I decided I'd let God guide me. And He did. I pulled into a warehouse labeled "RIFA" ("Regional Inter-Faith Association") and parked my car in sort of a sketchy-looking neighborhood with a sketchy looking crowd standing around. But I smiled and got out and walk into the warehouse. I met Shaun, the director of RIFA, and immediately we started talking about ways to get involved. He showed me around the warehouse, and I got to meet several volunteers; but what was awesome was to go back into the soup kitchen, where I'll be working more than anywhere else, and meet the people there. It was a truly humbling experience. I watched the director of the soup kitchen standing at the door, smiling, shaking hands, and saying "God bless" to everyone who left. I watched the lady serving food behind the counter look at me in the eye and just give one of the biggest, most genuine, and yet snaggle-toothed smiles that I have ever seen. It was a great thing to be back in an environment where I felt I could make a difference.

When I left RIFA, I wasn't content to be finished with my adventure yet. I pulled my car further down the street into the Farmer's Market and parked it there. I walked around, talked to the farmers and the "interesting" people that were hanging out by them, bought a few tomatoes and peppers (just because I was fasting doesn't mean I wasn't thinking about making omelettes for Saturday morning), and spent a lot of time talking to one farmer who was obviously a very lonely, old man. Eventually I walked back to my car and... it wouldn't start.

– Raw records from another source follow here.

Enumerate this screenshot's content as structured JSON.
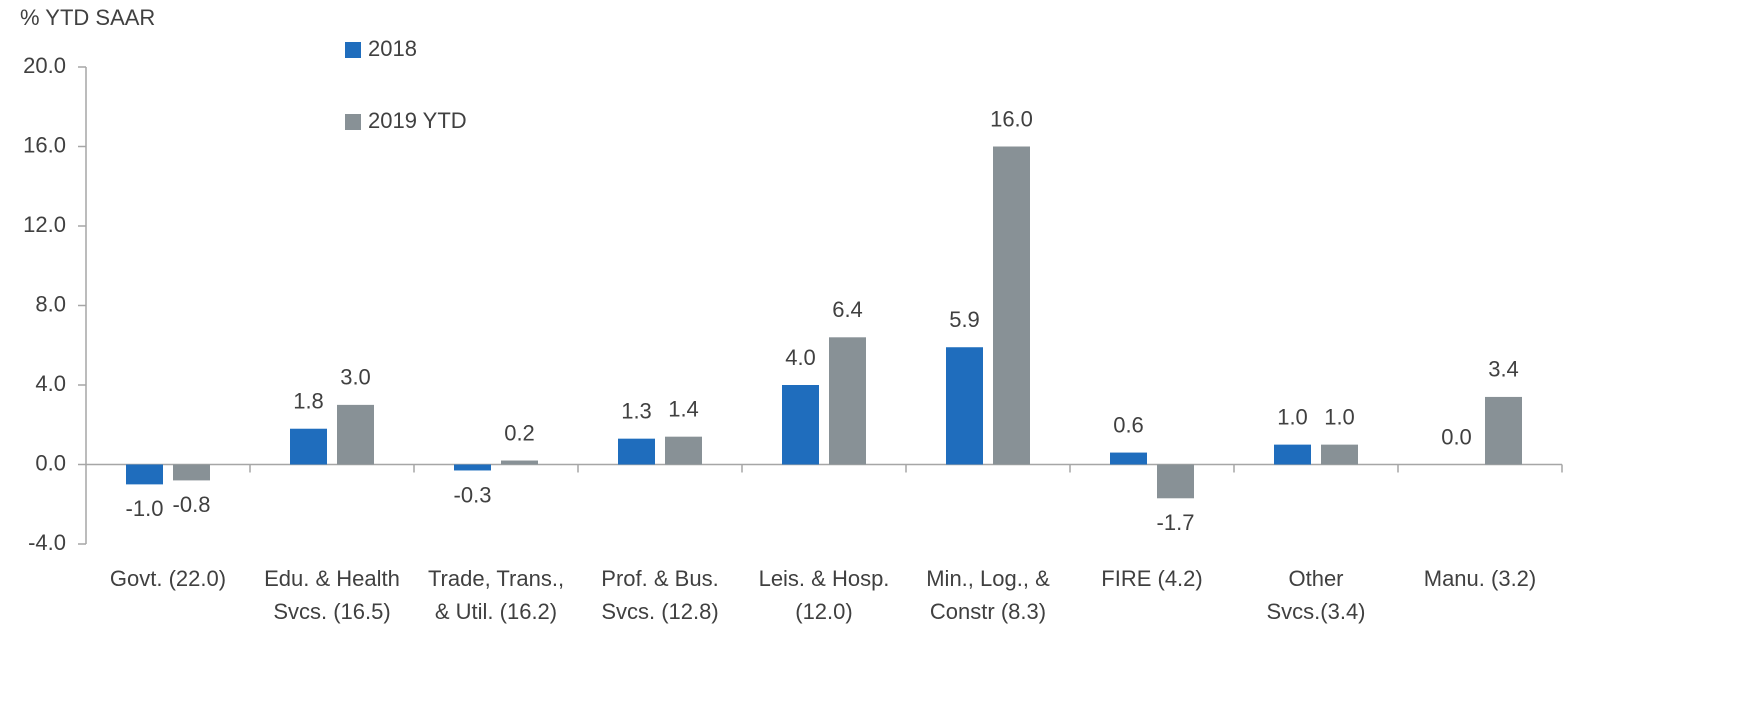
{
  "chart_data": {
    "type": "bar",
    "y_axis_label": "% YTD SAAR",
    "categories": [
      [
        "Govt. (22.0)"
      ],
      [
        "Edu. & Health",
        "Svcs. (16.5)"
      ],
      [
        "Trade, Trans.,",
        "& Util. (16.2)"
      ],
      [
        "Prof. & Bus.",
        "Svcs. (12.8)"
      ],
      [
        "Leis. & Hosp.",
        "(12.0)"
      ],
      [
        "Min., Log., &",
        "Constr (8.3)"
      ],
      [
        "FIRE (4.2)"
      ],
      [
        "Other",
        "Svcs.(3.4)"
      ],
      [
        "Manu. (3.2)"
      ]
    ],
    "series": [
      {
        "name": "2018",
        "color": "#1f6dbd",
        "values": [
          -1.0,
          1.8,
          -0.3,
          1.3,
          4.0,
          5.9,
          0.6,
          1.0,
          0.0
        ],
        "value_labels": [
          "-1.0",
          "1.8",
          "-0.3",
          "1.3",
          "4.0",
          "5.9",
          "0.6",
          "1.0",
          "0.0"
        ]
      },
      {
        "name": "2019  YTD",
        "color": "#889196",
        "values": [
          -0.8,
          3.0,
          0.2,
          1.4,
          6.4,
          16.0,
          -1.7,
          1.0,
          3.4
        ],
        "value_labels": [
          "-0.8",
          "3.0",
          "0.2",
          "1.4",
          "6.4",
          "16.0",
          "-1.7",
          "1.0",
          "3.4"
        ]
      }
    ],
    "ylim": [
      -4,
      20
    ],
    "yticks": [
      {
        "value": -4,
        "label": "-4.0"
      },
      {
        "value": 0,
        "label": "0.0"
      },
      {
        "value": 4,
        "label": "4.0"
      },
      {
        "value": 8,
        "label": "8.0"
      },
      {
        "value": 12,
        "label": "12.0"
      },
      {
        "value": 16,
        "label": "16.0"
      },
      {
        "value": 20,
        "label": "20.0"
      }
    ],
    "grid": false
  }
}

Oh God, why are you doing this to me in this part of town...

But looking back, it was a blessing. I was approached by a ragged looking man on a bicycle, asking if he could bum a few cigarettes off of me. I told him I didn't have any, and he was pretty sad about that. But I gave him some money and wished him well, and that cheered him up. And yes, he probably went and used that money for cigarettes or alcohol, but I am not troubled by this thought; I gave him the money, and what he does with it is his business. It was my blessing to him, and I hope he uses it wisely, but whether he does or not will not stop me from trying to be Jesus to somebody.

I went back to school for my afternoon class, then packed up the bare minimum of stuff from my dorm and went home. My parents were in England, and I thought the house would be a great place to unwind and reflect. That night, I took three naps, and in between each nap I read Scripture. I really started connecting with God that night. It's hard not to when you've been trying to show His love to people all day and then you open His word; it's like the connection becomes a little easier.

At about 12:30 AM, when the fast was officially over, I woke up and went to Huddle House. I sat at the table and read Scripture while I ate my eggs, toast, and hashbrowns. The waitress was kind, and talked with me for a bit about me reading Scripture. As I left, I left her a tip that was more than my meal and wrote "God bless" at the top of the check. She saw it, and looked at me as I was walking out the door. I just smiled. And she smiled back; a very real smile.

If you haven't ever heard it, I recommend that you listen to (or at least read the words to) "Instead of a Show" by Jon Foreman.

And if you hear it (or read the words) and think that it's idealistic, or liberal, or anything other than the truth, check yourself: its from Zechariah 7. The Lord doesn't want your showy worship any longer; He wants your heart broken, and for you to spread a flood of justice to the people in His world who have been overlooked for far too long.